Description of problem: When a ReiserFS partition is present in /etc/fstab, the system will hard lock (requiring pressing of reset button) when trying to mount them, with a message Mount: Operation not permitted/supported (or something along those lines in English, original line in Spanish: Mount: Operación no soportada). This has happened in both IDE ATAPI drives and S-ATA drives, so S-ATA drivers are not an issue. However, once the system has booted, the partitions can be mounted normally as root from any command prompt. The same happens if the partitions are mounted from the /etc/rc.d/rc.local file, which is processed at the end of the initialization sequence. Even there, the same message appears, and the system locks up. Nothing is responsinve, you can't swtch VT's, or ctrl+alt+del, nothing. Only pressing of the reset button is possible. At the moment I have to disable all the RiserFS partitions using the rescue mode. Also fsck.reiserfs in rescue mode segfaults for some reason at the very end of any check process. Version-Release number of selected component (if applicable): I'm not sure the component at fault here is either the initscripts package, the reiserfs-utils package or the kernel itself. In any case, here are the versions of each: initscripts: initscripts-8.45.3-1 reiserfs-utils: reiserfs-utils-3.6.19-2.4.1 kernel: kernel-2.6.18-1.2798.fc6 How reproducible: Always. Steps to Reproduce: 1. Create a ReiserFS partition and format it as ReiserFS 3.6 2. Add the partition to the /etc/fstab file 3. Reboot. Actual results: The system hard locks, resulting in a needed reboot into rescue mode to disable the partitions from the file. The partitions can be mounted once the system has booted, but not during boot. Expected results: For the partitions to be able to be mounted when the system is booting up. Additional info:
If it's locking the system, that's a kernel issue, not an initscripts issue. Reassigning.
What I don't understand is why after boot, the partitions can be mounted. I'll try with a vanilla kernel and see if the problem is still present there. One question, though. Does the new Fedora Kernel has the extra security flags enabled for ReiserFS by default? (IIRC, the FC5 kernel does not)... Just shot in the dark, but could this problem be due to that?
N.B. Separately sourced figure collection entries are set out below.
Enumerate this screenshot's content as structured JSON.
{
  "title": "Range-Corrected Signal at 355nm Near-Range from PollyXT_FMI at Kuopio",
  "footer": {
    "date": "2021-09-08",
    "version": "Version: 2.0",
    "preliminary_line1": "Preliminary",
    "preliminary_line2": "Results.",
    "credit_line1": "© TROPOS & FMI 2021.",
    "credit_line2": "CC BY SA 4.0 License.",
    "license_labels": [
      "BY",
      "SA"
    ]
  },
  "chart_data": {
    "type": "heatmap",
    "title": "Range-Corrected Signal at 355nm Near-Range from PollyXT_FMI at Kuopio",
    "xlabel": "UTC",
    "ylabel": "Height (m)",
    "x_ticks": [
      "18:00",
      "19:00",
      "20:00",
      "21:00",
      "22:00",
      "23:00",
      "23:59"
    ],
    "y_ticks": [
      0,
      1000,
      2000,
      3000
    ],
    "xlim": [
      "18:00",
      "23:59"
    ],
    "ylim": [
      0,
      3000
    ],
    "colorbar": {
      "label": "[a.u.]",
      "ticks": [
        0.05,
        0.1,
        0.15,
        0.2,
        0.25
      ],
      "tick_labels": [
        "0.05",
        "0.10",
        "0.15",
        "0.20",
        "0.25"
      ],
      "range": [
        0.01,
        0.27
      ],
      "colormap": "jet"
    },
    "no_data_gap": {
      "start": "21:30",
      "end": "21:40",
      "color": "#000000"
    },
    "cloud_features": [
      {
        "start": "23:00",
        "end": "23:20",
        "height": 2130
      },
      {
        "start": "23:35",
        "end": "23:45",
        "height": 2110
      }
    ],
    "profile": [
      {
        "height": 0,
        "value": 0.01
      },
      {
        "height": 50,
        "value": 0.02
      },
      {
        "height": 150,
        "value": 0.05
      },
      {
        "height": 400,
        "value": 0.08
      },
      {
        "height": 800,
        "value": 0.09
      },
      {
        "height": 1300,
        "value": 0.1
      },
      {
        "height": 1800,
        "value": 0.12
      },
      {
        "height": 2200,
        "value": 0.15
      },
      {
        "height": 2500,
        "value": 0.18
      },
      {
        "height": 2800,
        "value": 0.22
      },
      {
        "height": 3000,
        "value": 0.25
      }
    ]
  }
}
Confirmed!, the extra attributes present in the Fedora Kernel for the Reiser Filesystem (ReiserFS) are the responsibles for this problem occuring. The only solution I see for now is to remove these extra attributes from the configuration, or to re-format the partitions... Or is there a way to make the partitions use the extra attributes even when they were formatted with a driver which did not have these? I'm trying to find out about this, in the mean time, these are the configuration flags that the official kernel has, that the custom kernel I'm currently running does not: CONFIG_REISERFS_FS=m # CONFIG_REISERFS_CHECK is not set CONFIG_REISERFS_PROC_INFO=y CONFIG_REISERFS_FS_XATTR=y CONFIG_REISERFS_FS_POSIX_ACL=y CONFIG_REISERFS_FS_SECURITY=y This is the configuration that worked for me: CONFIG_REISERFS_FS=m # CONFIG_REISERFS_CHECK is not set CONFIG_REISERFS_PROC_INFO=y # CONFIG_REISERFS_FS_XATTR is not set So yes, it is a kernel problem, but it may also be a partition's flag problem, so how could I set the proper flag into the partitions to avoid this problem from happening? (Or will I be better off rebuilding the official kernel with those flags disabled?)
Your best bet is to report this upstream (linux-kernel.org). Introduction of XATTRs should not have prevented mounting non-xattr aware filesystems. As reiserfs is completely unsupported by Fedora, this needs to be brought to the attention of those responsible for its maintainence.
Thank you very much. I'll try to get this to the persons responsible.
Just to add, that upon further investigation this seems to be related to SELinux, and as a quick "workaround" disabling SELinux will allow mounting ReiserFS partitions with the official kernel, with support for XATTR in the RieserFS driver. I'm not sure yet where's the problem, if in SELinux way of tagging the filesystem (as it seems even when the driver supports XATTR an option is passed to mount which is not recognized by the driver, and hence the error). Is there any special options SELinux passes to mount when a filesystem is tagged? If so, which are they?